Problem Çözme Stratejisi, cinsiyet, sınıf, yaşamın en uzun süre geçirildiği yer, ekonomik durum, annenin öğrenim durumu, babanın öğrenim durumu ve ailenin tutumuna ilişkin bağımsız değişkenler açısından değerlendirildiğinde, cinsiyete göre Problem Çözme Stratejisine ilişkin puanlar arasında anlamlı bir fark bulunmamıştır (t=.752, p>.05). Problem Çözme düzeyi, sınıf  açısından da farklılaşmamaktadır (t=.939, p>.05). Öğrenciler, yaşamlarını en uzun süre geçirdikleri yere göre gruplandırıldığında Problem Çözme Stratejisi puanlarına ilişkin farklılık bulunmamıştır (F(2,603)=.1.39, p>.05). Öğrenciler, ekonomik durumları açısından çok iyi, iyi ve orta olmak üzere üç gruba ayrılmışlardır. Problem Çözme Stratejisi’ne ilişkin olarak ekonomik düzeyin gruplar arasında farklılık oluşturmadığı belirlenmiştir (F(2,600)=1.15, p>.05). Öğrenciler, annenin öğrenim durumuna göre gruplandırıldığında, Problem Çözme Stratejisi açısından anlamlı bir fark bulunmamıştır ( F(4,599)=.1.06, p>05). Aynı şekilde, babanın öğrenim durumuna ilişkin olarak öğrenciler gruplandığında problem çözme stratejisi açısından anlamlı Ѣir fark bulunmamaktadır (F(3,600)=1.83, p>.05). Öğrenciler, ailelerini “demokratik ve ilgili”,”demokratik ama ilgisiz”, “otoriter ve ilgili”, “otoriter ve ilgisiz” olarak algılamalarına ilişkin gruplandırıldığında aile tutumuna göre de anlamlı bir fark bulunmamıştır (F(3,601)=6.18, p>.05).

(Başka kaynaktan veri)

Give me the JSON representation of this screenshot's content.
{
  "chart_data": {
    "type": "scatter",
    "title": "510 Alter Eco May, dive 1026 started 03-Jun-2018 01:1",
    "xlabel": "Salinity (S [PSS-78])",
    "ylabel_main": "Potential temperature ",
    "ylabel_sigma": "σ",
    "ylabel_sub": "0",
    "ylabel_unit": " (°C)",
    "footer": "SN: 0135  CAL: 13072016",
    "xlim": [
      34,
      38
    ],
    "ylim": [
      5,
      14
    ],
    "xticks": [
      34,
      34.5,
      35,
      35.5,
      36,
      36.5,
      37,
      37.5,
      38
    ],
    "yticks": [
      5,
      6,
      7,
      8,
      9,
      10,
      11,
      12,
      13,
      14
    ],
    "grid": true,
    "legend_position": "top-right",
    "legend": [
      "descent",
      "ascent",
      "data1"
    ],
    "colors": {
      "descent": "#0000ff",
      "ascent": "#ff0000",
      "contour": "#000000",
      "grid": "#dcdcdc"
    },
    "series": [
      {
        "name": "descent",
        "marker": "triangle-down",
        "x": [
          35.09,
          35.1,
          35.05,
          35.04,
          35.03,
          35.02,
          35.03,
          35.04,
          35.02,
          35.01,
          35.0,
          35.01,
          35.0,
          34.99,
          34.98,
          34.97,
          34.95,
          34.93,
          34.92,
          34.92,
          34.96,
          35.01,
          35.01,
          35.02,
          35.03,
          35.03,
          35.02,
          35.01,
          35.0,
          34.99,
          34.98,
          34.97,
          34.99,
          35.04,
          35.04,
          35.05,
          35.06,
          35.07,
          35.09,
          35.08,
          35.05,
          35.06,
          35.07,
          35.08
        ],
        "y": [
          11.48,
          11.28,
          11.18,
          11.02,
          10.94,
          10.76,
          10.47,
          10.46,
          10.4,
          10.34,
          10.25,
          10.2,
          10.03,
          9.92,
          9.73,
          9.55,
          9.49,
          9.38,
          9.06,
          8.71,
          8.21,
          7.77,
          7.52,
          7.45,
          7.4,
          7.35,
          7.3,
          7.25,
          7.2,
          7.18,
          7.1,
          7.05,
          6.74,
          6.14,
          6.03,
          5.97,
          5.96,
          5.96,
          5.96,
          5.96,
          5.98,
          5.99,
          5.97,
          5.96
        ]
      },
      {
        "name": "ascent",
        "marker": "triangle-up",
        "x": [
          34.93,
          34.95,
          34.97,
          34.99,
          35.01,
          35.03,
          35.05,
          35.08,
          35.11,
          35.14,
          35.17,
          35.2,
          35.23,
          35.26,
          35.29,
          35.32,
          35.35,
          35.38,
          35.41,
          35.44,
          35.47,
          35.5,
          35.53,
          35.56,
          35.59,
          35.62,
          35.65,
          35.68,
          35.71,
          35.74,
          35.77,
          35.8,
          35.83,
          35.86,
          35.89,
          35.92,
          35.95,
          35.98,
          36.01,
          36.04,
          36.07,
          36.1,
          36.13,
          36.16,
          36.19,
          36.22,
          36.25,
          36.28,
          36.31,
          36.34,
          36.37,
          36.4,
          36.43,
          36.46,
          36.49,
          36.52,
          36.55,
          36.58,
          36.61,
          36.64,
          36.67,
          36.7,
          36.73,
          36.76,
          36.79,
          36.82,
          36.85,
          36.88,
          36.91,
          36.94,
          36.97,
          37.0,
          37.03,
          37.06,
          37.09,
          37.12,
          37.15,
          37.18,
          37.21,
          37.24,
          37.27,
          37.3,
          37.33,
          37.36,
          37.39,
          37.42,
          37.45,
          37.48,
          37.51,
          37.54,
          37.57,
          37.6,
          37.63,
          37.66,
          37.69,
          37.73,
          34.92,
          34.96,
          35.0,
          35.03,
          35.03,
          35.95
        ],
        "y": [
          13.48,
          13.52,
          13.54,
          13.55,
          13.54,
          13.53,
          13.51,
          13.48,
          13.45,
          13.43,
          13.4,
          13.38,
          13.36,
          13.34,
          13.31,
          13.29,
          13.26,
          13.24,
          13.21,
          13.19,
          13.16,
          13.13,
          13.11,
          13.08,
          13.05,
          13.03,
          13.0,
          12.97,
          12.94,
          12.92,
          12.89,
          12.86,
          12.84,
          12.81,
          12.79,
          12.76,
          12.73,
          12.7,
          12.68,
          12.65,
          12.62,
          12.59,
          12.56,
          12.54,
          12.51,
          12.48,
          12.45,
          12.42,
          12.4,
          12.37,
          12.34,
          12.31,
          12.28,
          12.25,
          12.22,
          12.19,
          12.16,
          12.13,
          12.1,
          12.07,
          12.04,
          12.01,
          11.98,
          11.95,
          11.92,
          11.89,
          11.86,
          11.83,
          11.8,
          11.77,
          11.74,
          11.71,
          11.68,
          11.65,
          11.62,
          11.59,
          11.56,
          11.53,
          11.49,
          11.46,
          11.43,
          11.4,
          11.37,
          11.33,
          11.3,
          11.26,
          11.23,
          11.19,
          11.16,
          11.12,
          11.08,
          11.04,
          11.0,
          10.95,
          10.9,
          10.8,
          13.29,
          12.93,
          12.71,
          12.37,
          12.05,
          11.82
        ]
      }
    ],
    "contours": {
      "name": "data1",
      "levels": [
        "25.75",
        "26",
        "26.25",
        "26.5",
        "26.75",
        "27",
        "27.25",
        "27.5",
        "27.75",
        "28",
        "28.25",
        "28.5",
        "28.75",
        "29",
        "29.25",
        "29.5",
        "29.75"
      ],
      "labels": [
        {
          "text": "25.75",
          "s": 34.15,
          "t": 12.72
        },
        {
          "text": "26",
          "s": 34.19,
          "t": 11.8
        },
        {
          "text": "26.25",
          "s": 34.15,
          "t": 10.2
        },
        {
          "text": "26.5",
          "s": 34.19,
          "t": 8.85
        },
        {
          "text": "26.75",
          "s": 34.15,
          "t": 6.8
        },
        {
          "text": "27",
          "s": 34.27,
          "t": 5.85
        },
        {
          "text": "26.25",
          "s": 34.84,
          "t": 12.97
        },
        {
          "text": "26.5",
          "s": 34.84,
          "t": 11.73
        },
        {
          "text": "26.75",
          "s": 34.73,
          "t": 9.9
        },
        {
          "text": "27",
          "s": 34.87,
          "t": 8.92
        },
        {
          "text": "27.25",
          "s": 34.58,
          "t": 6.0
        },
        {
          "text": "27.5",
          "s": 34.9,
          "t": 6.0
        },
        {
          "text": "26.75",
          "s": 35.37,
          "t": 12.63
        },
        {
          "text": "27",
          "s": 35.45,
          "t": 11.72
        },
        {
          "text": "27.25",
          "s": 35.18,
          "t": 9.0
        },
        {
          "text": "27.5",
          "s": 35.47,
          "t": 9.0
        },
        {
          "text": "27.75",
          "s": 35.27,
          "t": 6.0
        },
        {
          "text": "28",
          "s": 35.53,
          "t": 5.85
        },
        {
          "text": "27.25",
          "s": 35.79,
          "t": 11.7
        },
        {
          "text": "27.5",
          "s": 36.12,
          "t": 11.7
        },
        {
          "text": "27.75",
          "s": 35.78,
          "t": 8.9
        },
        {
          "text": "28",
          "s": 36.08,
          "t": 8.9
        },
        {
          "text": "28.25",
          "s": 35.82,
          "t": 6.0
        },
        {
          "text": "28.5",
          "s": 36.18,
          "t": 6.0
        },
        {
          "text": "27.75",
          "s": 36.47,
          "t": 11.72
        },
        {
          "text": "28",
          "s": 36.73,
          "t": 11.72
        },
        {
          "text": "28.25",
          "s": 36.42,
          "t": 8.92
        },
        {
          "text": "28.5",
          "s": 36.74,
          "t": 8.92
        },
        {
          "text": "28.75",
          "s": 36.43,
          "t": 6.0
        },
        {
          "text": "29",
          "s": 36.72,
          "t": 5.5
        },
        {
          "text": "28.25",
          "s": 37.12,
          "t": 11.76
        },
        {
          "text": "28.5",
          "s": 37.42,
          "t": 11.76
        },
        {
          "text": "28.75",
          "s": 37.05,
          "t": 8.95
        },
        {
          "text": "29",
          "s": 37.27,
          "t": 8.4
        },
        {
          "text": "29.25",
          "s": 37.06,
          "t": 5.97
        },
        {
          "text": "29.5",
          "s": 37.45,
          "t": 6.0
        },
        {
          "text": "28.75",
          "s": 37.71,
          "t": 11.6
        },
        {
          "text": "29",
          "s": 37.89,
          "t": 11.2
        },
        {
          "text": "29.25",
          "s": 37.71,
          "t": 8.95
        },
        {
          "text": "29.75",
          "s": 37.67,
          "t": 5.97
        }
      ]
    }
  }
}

Sosyal Destek Arama Stratejisi, cinsiyet, sınıf, yaşamın en uzun süre geçirildiği yer, ekonomik durum, annenin öğrenim durumu, babanın öğrenim durumu ve ailenin tutumuna ilişkin bağımsız değişkenler açısından değerlendirildiğinde, kızların erkeklere göre Sosyal Destek Arama Stratejisine ilişkin puanları daha yüksektir (t=.276, p<.05). Sosyal Destek Arama Stratejisine ilişkin olarak sınıflar açısından bir farklılık bulunmamıştır. (t=.140, p>.05). Öğrenciler, yaşamlarını en uzun süre geçirdikleri yere göre gruplandırıldığında, Sosyal Destek Arama Stratejisine ilişkin olarak yaşamın en uzun süre geçirildiği yer açısından anlamlı bir ilişki bulunmamıştır (F(2,603)=.456, p>.05). Öğrenciler ekonomik durumları açısından çok iyi, iyi ve orta olmak üzere üç gruba ayrılmışlardır. Sosyal Destek Arama Stratejisi açısından gruplar karşılaştırıldığında, ekonomik durumlarını “iyi”olarak algılayan öğrencilerin Sosyal Destek Arama Stratejisi, puanları ekonomik durumlarını “orta” olarak algılayan öğrencilere göre daha yüksektir (F(2,600)=3.48, p<.05). Öğrenciler, annenin öğrenim durumuna göre gruplandırıldığında, Sosyal Destek Arama puanları açısından annenin öğrenim durumuna göre da anlamlı bir fark bulunmamıştır (F(4,599)=1.310,p>05). Öğrenciler, babanın öğrenim durumuna göre gruplandırıldığında, babaları “okur-yazar/ilkokul mezunu”olanların Sosyal Destek Arama Stratejisi puanları, babaları “yüksekokul-üniversite mezunu” olanlara göre daha düşüktür (F(3,600)=2.51, p<.05). Öğrenciler, ailelerini “demokratik ve ilgili”,”demokratik ama ilgisiz”, “otoriter ve ilgili”, “otoriter ve ilgisiz” olarak algılamalarına ilişkin gruplandırıldığında, aile tutumuna göre de Sosyal Destek Arama Stratejisine ilişkin anlamlı bir fark bulunmamıştır (F(3,601)=.616, p>.05).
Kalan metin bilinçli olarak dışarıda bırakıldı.